His face with eleven others had been splashed throughout the media networks of the entire world and human extraterrestrial colonies, the squadron leaders who had fought with him and the brilliant commander who had been ultimately the salvation of mankind. The alien race had been defeated and humanity had gone on to colonize their former worlds. Yes, it was a glorious victory.

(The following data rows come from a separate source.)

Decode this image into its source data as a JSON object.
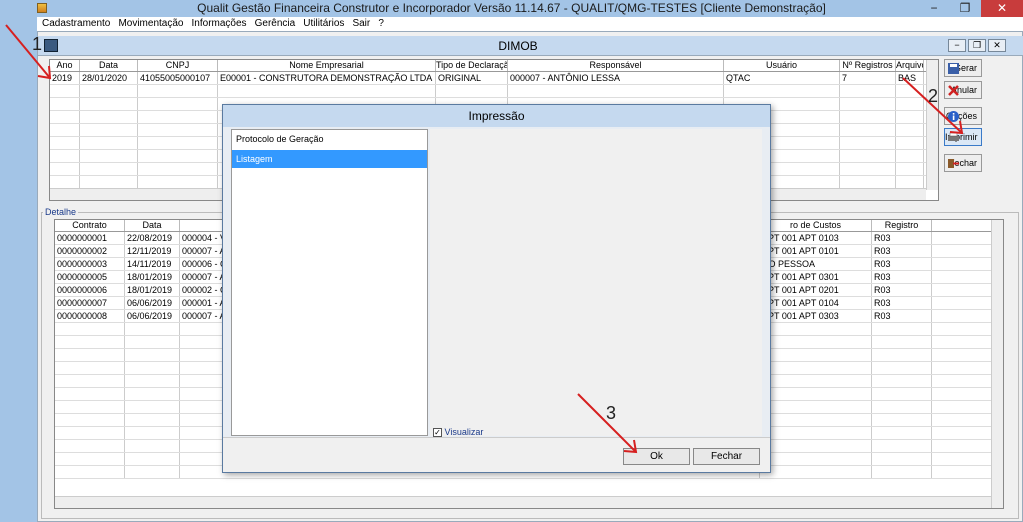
{
  "window": {
    "title": "Qualit Gestão Financeira Construtor e Incorporador Versão 11.14.67 - QUALIT/QMG-TESTES [Cliente Demonstração]",
    "minimize": "−",
    "maximize": "❐",
    "close": "✕"
  },
  "menu": [
    {
      "label": "Cadastramento"
    },
    {
      "label": "Movimentação"
    },
    {
      "label": "Informações"
    },
    {
      "label": "Gerência"
    },
    {
      "label": "Utilitários"
    },
    {
      "label": "Sair"
    },
    {
      "label": "?"
    }
  ],
  "child": {
    "title": "DIMOB"
  },
  "top_grid": {
    "columns": [
      "Ano",
      "Data",
      "CNPJ",
      "Nome Empresarial",
      "Tipo de Declaração",
      "Responsável",
      "Usuário",
      "Nº Registros",
      "Arquivo"
    ],
    "rows": [
      [
        "2019",
        "28/01/2020",
        "41055005000107",
        "E00001 - CONSTRUTORA DEMONSTRAÇÃO LTDA",
        "ORIGINAL",
        "000007 - ANTÔNIO LESSA",
        "QTAC",
        "7",
        "BAS"
      ]
    ]
  },
  "side_buttons": [
    {
      "label": "Gerar",
      "icon": "save-icon"
    },
    {
      "label": "Anular",
      "icon": "delete-icon"
    },
    {
      "label": "Opções",
      "icon": "info-icon"
    },
    {
      "label": "Imprimir",
      "icon": "printer-icon"
    },
    {
      "label": "Fechar",
      "icon": "exit-icon"
    }
  ],
  "detail": {
    "group_label": "Detalhe",
    "columns": [
      "Contrato",
      "Data",
      "",
      "ro de Custos",
      "Registro"
    ],
    "rows": [
      [
        "0000000001",
        "22/08/2019",
        "000004 - VI",
        "APT 001 APT 0103",
        "R03"
      ],
      [
        "0000000002",
        "12/11/2019",
        "000007 - AI",
        "APT 001 APT 0101",
        "R03"
      ],
      [
        "0000000003",
        "14/11/2019",
        "000006 - CA",
        "DO PESSOA",
        "R03"
      ],
      [
        "0000000005",
        "18/01/2019",
        "000007 - AI",
        "APT 001 APT 0301",
        "R03"
      ],
      [
        "0000000006",
        "18/01/2019",
        "000002 - CA",
        "APT 001 APT 0201",
        "R03"
      ],
      [
        "0000000007",
        "06/06/2019",
        "000001 - AI",
        "APT 001 APT 0104",
        "R03"
      ],
      [
        "0000000008",
        "06/06/2019",
        "000007 - AI",
        "APT 001 APT 0303",
        "R03"
      ]
    ]
  },
  "dialog": {
    "title": "Impressão",
    "items": [
      "Protocolo de Geração",
      "Listagem"
    ],
    "selected_index": 1,
    "checkbox_label": "Visualizar",
    "checkbox_checked": true,
    "check_mark": "✓",
    "ok_label": "Ok",
    "close_label": "Fechar"
  },
  "annotations": [
    "1",
    "2",
    "3"
  ],
  "colors": {
    "selection": "#3399ff",
    "arrow": "#d62020"
  }
}
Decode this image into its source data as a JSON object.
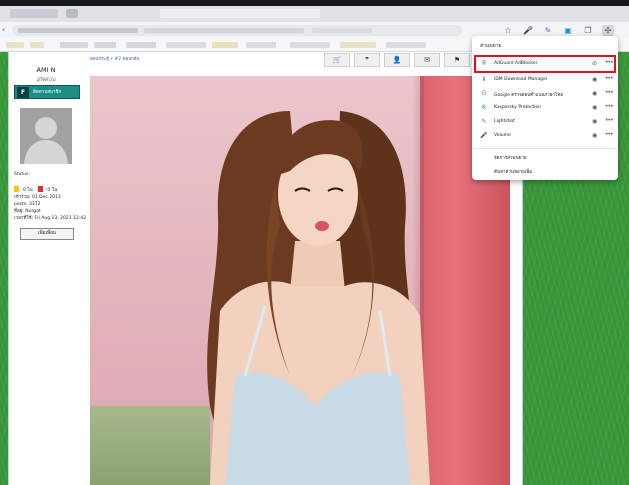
{
  "browser": {
    "toolbar_icons": [
      "star-icon",
      "mic-icon",
      "pen-icon",
      "screenshot-icon",
      "tab-icon",
      "extensions-icon"
    ]
  },
  "profile": {
    "name": "AMI N",
    "role": "ผู้ใช้ทั่วไป",
    "badge": "ติดตามสมาชิก",
    "status_label": "Status:",
    "stat_a": ": 0 โน",
    "stat_b": ": 0 โน",
    "joined": "เข้าร่วม: 01 Dec 2013",
    "posts": "posts: 3372",
    "from": "ที่อยู่: Nurgat",
    "last_visit": "เวลาที่ใช้: Fri Aug 13, 2021 12:42",
    "button": "เพิ่มเพื่อน",
    "colors": {
      "stat_a": "#f5c518",
      "stat_b": "#d9342b"
    }
  },
  "breadcrumb": "ตอบกระทู้ • #2 ตอบกลับ",
  "post_buttons": [
    {
      "name": "cart",
      "glyph": "🛒"
    },
    {
      "name": "quote",
      "glyph": "❞"
    },
    {
      "name": "profile",
      "glyph": "👤"
    },
    {
      "name": "message",
      "glyph": "✉"
    },
    {
      "name": "report",
      "glyph": "⚑"
    }
  ],
  "extensions": {
    "title": "ส่วนขยาย",
    "items": [
      {
        "label": "AdGuard AdBlocker",
        "icon": "shield-icon",
        "glyph": "⛨",
        "color": "#6b6b6b",
        "highlight": true
      },
      {
        "label": "IDM Download Manager",
        "icon": "download-icon",
        "glyph": "⬇",
        "color": "#3f8fd6",
        "highlight": false
      },
      {
        "label": "Google ตรวจสอบคำแปลภาษาไทย",
        "icon": "google-icon",
        "glyph": "G",
        "color": "#4285f4",
        "highlight": false
      },
      {
        "label": "Kaspersky Protection",
        "icon": "kaspersky-icon",
        "glyph": "K",
        "color": "#1a9e5c",
        "highlight": false
      },
      {
        "label": "Lightshot",
        "icon": "feather-icon",
        "glyph": "✎",
        "color": "#8a45d6",
        "highlight": false
      },
      {
        "label": "Volume",
        "icon": "mic-icon",
        "glyph": "🎤",
        "color": "#555555",
        "highlight": false
      }
    ],
    "links": [
      "จัดการส่วนขยาย",
      "ค้นหาส่วนขยายเพิ่ม"
    ]
  }
}
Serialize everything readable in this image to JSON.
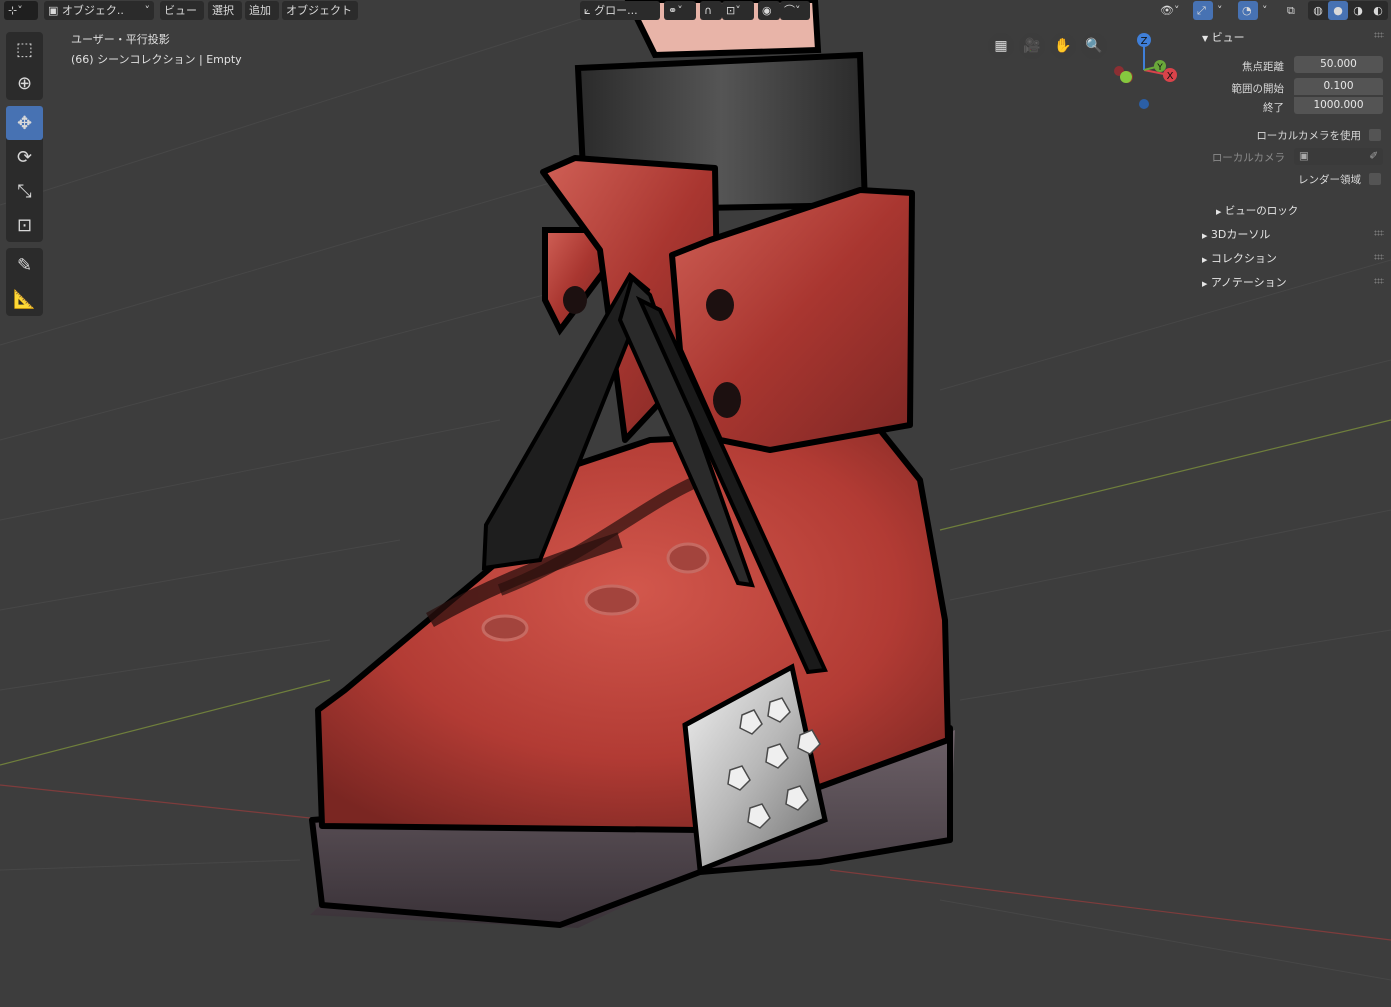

And now he would come back. Come back to her, to Japan, to Earth. His commander, Ender, had not been so lucky. A leading political theorist had suggested that the shifting factions of nations would launch themselves into the war that had been simmering yet delayed by the more immediate war against the aliens, the Formics. Yet now that war was won and the feuding blocs of allied states would vie for Ender, the most brilliant general in military history, to fight for them. And that desire for his military genius would bring evermore conflict, so thus was it decreed that he must never return to earth.

Tomoyo had asked a shinto priestess to bless Eriol, who was to return in two weeks, and to bless Ender, who would never be able to return to the earth. They had paid a terrible price to save them all.